Generasi dibawahku, anak-anak kecil sekarang, namanya sudah mengikuti nama-nama sinetron, film atau artis. Namanya seperti, Amanda, Kevin, Satrio, dan lain-lain. Ada seorang anak perempuan yang diadopsi oleh pasangan yang tidak punya anak di Banjarku, menamakan anaknya Esterlita, nama seorang tokoh telenovela Meksiko yang pernah ngetrend di televisi. Lucunya juga, ada seekor anjing di banjarku namanya Rudolfo.

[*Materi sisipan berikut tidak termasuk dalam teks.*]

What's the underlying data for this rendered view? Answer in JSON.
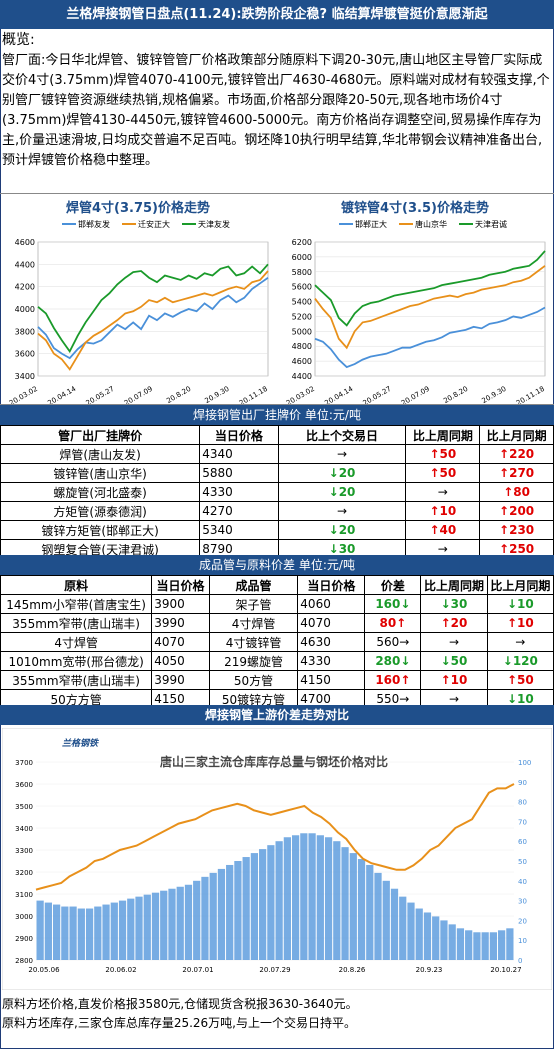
{
  "title": "兰格焊接钢管日盘点(11.24):跌势阶段企稳? 临结算焊镀管挺价意愿渐起",
  "overview": {
    "heading": "概览:",
    "text": "管厂面:今日华北焊管、镀锌管管厂价格政策部分随原料下调20-30元,唐山地区主导管厂实际成交价4寸(3.75mm)焊管4070-4100元,镀锌管出厂4630-4680元。原料端对成材有较强支撑,个别管厂镀锌管资源继续热销,规格偏紧。市场面,价格部分跟降20-50元,现各地市场价4寸(3.75mm)焊管4130-4450元,镀锌管4600-5000元。南方价格尚存调整空间,贸易操作库存为主,价量迅速滑坡,日均成交普遍不足百吨。钢坯降10执行明早结算,华北带钢会议精神准备出台,预计焊镀管价格稳中整理。"
  },
  "colors": {
    "bar": "#1f4f8b",
    "up": "#e00000",
    "down": "#1a9a2a",
    "blue": "#4a90d9",
    "orange": "#e8901a",
    "green": "#1a9a2a"
  },
  "chart_data": [
    {
      "type": "line",
      "title": "焊管4寸(3.75)价格走势",
      "x_ticks": [
        "20.03.02",
        "20.04.14",
        "20.05.27",
        "20.07.09",
        "20.8.20",
        "20.9.30",
        "20.11.18"
      ],
      "y_ticks": [
        3400,
        3600,
        3800,
        4000,
        4200,
        4400,
        4600
      ],
      "ylim": [
        3400,
        4600
      ],
      "legend_position": "top",
      "series": [
        {
          "name": "邯郸友发",
          "color": "#4a90d9",
          "values": [
            3840,
            3770,
            3650,
            3600,
            3560,
            3640,
            3700,
            3690,
            3720,
            3790,
            3860,
            3820,
            3880,
            3820,
            3940,
            3900,
            3960,
            3930,
            3970,
            4000,
            3980,
            4050,
            4000,
            4080,
            4120,
            4060,
            4100,
            4180,
            4230,
            4280
          ]
        },
        {
          "name": "迁安正大",
          "color": "#e8901a",
          "values": [
            3780,
            3720,
            3600,
            3550,
            3460,
            3580,
            3700,
            3760,
            3800,
            3850,
            3900,
            3960,
            3980,
            4020,
            4080,
            4060,
            4100,
            4060,
            4080,
            4100,
            4120,
            4140,
            4120,
            4150,
            4180,
            4200,
            4180,
            4240,
            4260,
            4340
          ]
        },
        {
          "name": "天津友发",
          "color": "#1a9a2a",
          "values": [
            4020,
            3960,
            3830,
            3720,
            3620,
            3760,
            3880,
            3980,
            4080,
            4140,
            4220,
            4280,
            4330,
            4340,
            4280,
            4240,
            4300,
            4280,
            4260,
            4300,
            4270,
            4320,
            4300,
            4360,
            4380,
            4300,
            4320,
            4380,
            4320,
            4400
          ]
        }
      ]
    },
    {
      "type": "line",
      "title": "镀锌管4寸(3.5)价格走势",
      "x_ticks": [
        "20.03.02",
        "20.04.14",
        "20.05.27",
        "20.07.09",
        "20.8.20",
        "20.9.30",
        "20.11.18"
      ],
      "y_ticks": [
        4400,
        4600,
        4800,
        5000,
        5200,
        5400,
        5600,
        5800,
        6000,
        6200
      ],
      "ylim": [
        4400,
        6200
      ],
      "legend_position": "top",
      "series": [
        {
          "name": "邯郸正大",
          "color": "#4a90d9",
          "values": [
            4900,
            4860,
            4760,
            4620,
            4520,
            4560,
            4620,
            4660,
            4680,
            4700,
            4740,
            4780,
            4780,
            4820,
            4860,
            4880,
            4920,
            4980,
            5000,
            5020,
            5060,
            5040,
            5100,
            5120,
            5150,
            5200,
            5180,
            5220,
            5260,
            5320
          ]
        },
        {
          "name": "唐山京华",
          "color": "#e8901a",
          "values": [
            5440,
            5300,
            5180,
            4900,
            4780,
            5000,
            5120,
            5140,
            5180,
            5220,
            5260,
            5300,
            5340,
            5360,
            5400,
            5440,
            5460,
            5480,
            5460,
            5500,
            5520,
            5560,
            5580,
            5600,
            5620,
            5660,
            5680,
            5720,
            5800,
            5880
          ]
        },
        {
          "name": "天津君诚",
          "color": "#1a9a2a",
          "values": [
            5620,
            5520,
            5420,
            5180,
            5080,
            5240,
            5340,
            5380,
            5400,
            5440,
            5480,
            5500,
            5520,
            5540,
            5560,
            5580,
            5620,
            5640,
            5660,
            5680,
            5700,
            5720,
            5760,
            5780,
            5800,
            5840,
            5860,
            5880,
            5960,
            6080
          ]
        }
      ]
    },
    {
      "type": "line",
      "title": "唐山三家主流仓库库存总量与钢坯价格对比",
      "x_ticks": [
        "20.05.06",
        "20.06.02",
        "20.07.01",
        "20.07.29",
        "20.8.26",
        "20.9.23",
        "20.10.27"
      ],
      "y_ticks_left": [
        2800,
        2900,
        3000,
        3100,
        3200,
        3300,
        3400,
        3500,
        3600,
        3700
      ],
      "y_ticks_right": [
        0,
        10,
        20,
        30,
        40,
        50,
        60,
        70,
        80,
        90,
        100
      ],
      "ylim_left": [
        2800,
        3700
      ],
      "ylim_right": [
        0,
        100
      ],
      "series": [
        {
          "name": "钢坯价格",
          "axis": "left",
          "color": "#e8901a",
          "values": [
            3120,
            3130,
            3140,
            3150,
            3180,
            3200,
            3220,
            3250,
            3260,
            3280,
            3300,
            3310,
            3320,
            3340,
            3360,
            3380,
            3400,
            3420,
            3430,
            3440,
            3460,
            3480,
            3490,
            3500,
            3510,
            3500,
            3480,
            3470,
            3460,
            3470,
            3480,
            3490,
            3500,
            3470,
            3450,
            3420,
            3380,
            3350,
            3300,
            3260,
            3240,
            3230,
            3220,
            3210,
            3210,
            3230,
            3260,
            3300,
            3320,
            3360,
            3400,
            3420,
            3440,
            3500,
            3560,
            3580,
            3580,
            3600
          ]
        },
        {
          "name": "库存总量",
          "axis": "right",
          "color": "#4a90d9",
          "values": [
            30,
            29,
            28,
            27,
            27,
            26,
            26,
            27,
            28,
            29,
            30,
            31,
            32,
            33,
            34,
            35,
            36,
            37,
            38,
            40,
            42,
            44,
            46,
            48,
            50,
            52,
            54,
            56,
            58,
            60,
            62,
            63,
            64,
            64,
            63,
            62,
            60,
            57,
            54,
            51,
            48,
            44,
            40,
            36,
            32,
            29,
            26,
            24,
            22,
            20,
            18,
            16,
            15,
            14,
            14,
            14,
            15,
            16
          ]
        }
      ]
    }
  ],
  "list_table": {
    "section": "焊接钢管出厂挂牌价  单位:元/吨",
    "headers": [
      "管厂出厂挂牌价",
      "当日价格",
      "比上个交易日",
      "比上周同期",
      "比上月同期"
    ],
    "rows": [
      {
        "name": "焊管(唐山友发)",
        "price": "4340",
        "day": "→",
        "day_dir": "flat",
        "week": "↑50",
        "week_dir": "up",
        "month": "↑220",
        "month_dir": "up"
      },
      {
        "name": "镀锌管(唐山京华)",
        "price": "5880",
        "day": "↓20",
        "day_dir": "dn",
        "week": "↑50",
        "week_dir": "up",
        "month": "↑270",
        "month_dir": "up"
      },
      {
        "name": "螺旋管(河北盛泰)",
        "price": "4330",
        "day": "↓20",
        "day_dir": "dn",
        "week": "→",
        "week_dir": "flat",
        "month": "↑80",
        "month_dir": "up"
      },
      {
        "name": "方矩管(源泰德润)",
        "price": "4270",
        "day": "→",
        "day_dir": "flat",
        "week": "↑10",
        "week_dir": "up",
        "month": "↑200",
        "month_dir": "up"
      },
      {
        "name": "镀锌方矩管(邯郸正大)",
        "price": "5340",
        "day": "↓20",
        "day_dir": "dn",
        "week": "↑40",
        "week_dir": "up",
        "month": "↑230",
        "month_dir": "up"
      },
      {
        "name": "钢塑复合管(天津君诚)",
        "price": "8790",
        "day": "↓30",
        "day_dir": "dn",
        "week": "→",
        "week_dir": "flat",
        "month": "↑250",
        "month_dir": "up"
      }
    ]
  },
  "spread_table": {
    "section": "成品管与原料价差  单位:元/吨",
    "headers": [
      "原料",
      "当日价格",
      "成品管",
      "当日价格",
      "价差",
      "比上周同期",
      "比上月同期"
    ],
    "rows": [
      {
        "raw": "145mm小窄带(首唐宝生)",
        "raw_price": "3900",
        "prod": "架子管",
        "prod_price": "4060",
        "spread": "160↓",
        "spread_dir": "dn",
        "week": "↓30",
        "week_dir": "dn",
        "month": "↓10",
        "month_dir": "dn"
      },
      {
        "raw": "355mm窄带(唐山瑞丰)",
        "raw_price": "3990",
        "prod": "4寸焊管",
        "prod_price": "4070",
        "spread": "80↑",
        "spread_dir": "up",
        "week": "↑20",
        "week_dir": "up",
        "month": "↑10",
        "month_dir": "up"
      },
      {
        "raw": "4寸焊管",
        "raw_price": "4070",
        "prod": "4寸镀锌管",
        "prod_price": "4630",
        "spread": "560→",
        "spread_dir": "flat",
        "week": "→",
        "week_dir": "flat",
        "month": "→",
        "month_dir": "flat"
      },
      {
        "raw": "1010mm宽带(邢台德龙)",
        "raw_price": "4050",
        "prod": "219螺旋管",
        "prod_price": "4330",
        "spread": "280↓",
        "spread_dir": "dn",
        "week": "↓50",
        "week_dir": "dn",
        "month": "↓120",
        "month_dir": "dn"
      },
      {
        "raw": "355mm窄带(唐山瑞丰)",
        "raw_price": "3990",
        "prod": "50方管",
        "prod_price": "4150",
        "spread": "160↑",
        "spread_dir": "up",
        "week": "↑10",
        "week_dir": "up",
        "month": "↑50",
        "month_dir": "up"
      },
      {
        "raw": "50方方管",
        "raw_price": "4150",
        "prod": "50镀锌方管",
        "prod_price": "4700",
        "spread": "550→",
        "spread_dir": "flat",
        "week": "→",
        "week_dir": "flat",
        "month": "↓10",
        "month_dir": "dn"
      }
    ]
  },
  "compare_section": "焊接钢管上游价差走势对比",
  "logo_text": "兰格钢铁",
  "footer": [
    "原料方坯价格,直发价格报3580元,仓储现货含税报3630-3640元。",
    "原料方坯库存,三家仓库总库存量25.26万吨,与上一个交易日持平。"
  ]
}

Kembali lagi ke nama untuk anakku. Belakangan aku mulai rajin menjamah kamus bahasa Kawi atau Jawa Kuno, sebenarnya bukan tanpa alasan. Dirumahku ada beberapa kamus bahasa : Inggris (tentunya), Perancis, Jepang, Swedia dan Jawa Kuno. Tentu saja, empat terdepan itu tidak cocok dengan kultur Indonesia apalagi Bali. Dari kamus Jawa Kuno aku menemukan beberapa kata yang lucu untuk anak laki-laki – hasil USG mengatakan bayiku laki-laki. Aku berharap dokternya tidak salah lihat. Aku ingin punya anak laki-laki, karena aku tidak pernah punya saudara laki-laki. Nama-nama itu seperti : Manggala Kanta, Narendra Kila, Raka Abhimata, Rakryan Manggala Abhimata, Ekanata Diwangkara, Nayaka Kila Santikarma. Aku tidak tahu neh yang mana yang keren. Veda bilang tunggu dari dia dulu. Sampai sekarang dia belum ada inspirasi, katanya, gimana mau dapat inspirasi, nama-nama di sini umumnya, La Ode, Wa Ode, La Biru, dan lainnya.

Tetapi apapun itu namanya, aku berharap semoga anakku lahir dengan sehat, normal dan tidak kurang satu apapun. Aku juga tidak mau memberatkannya dengan nama yang mencerminkan segala ambisi dan keegoisanku.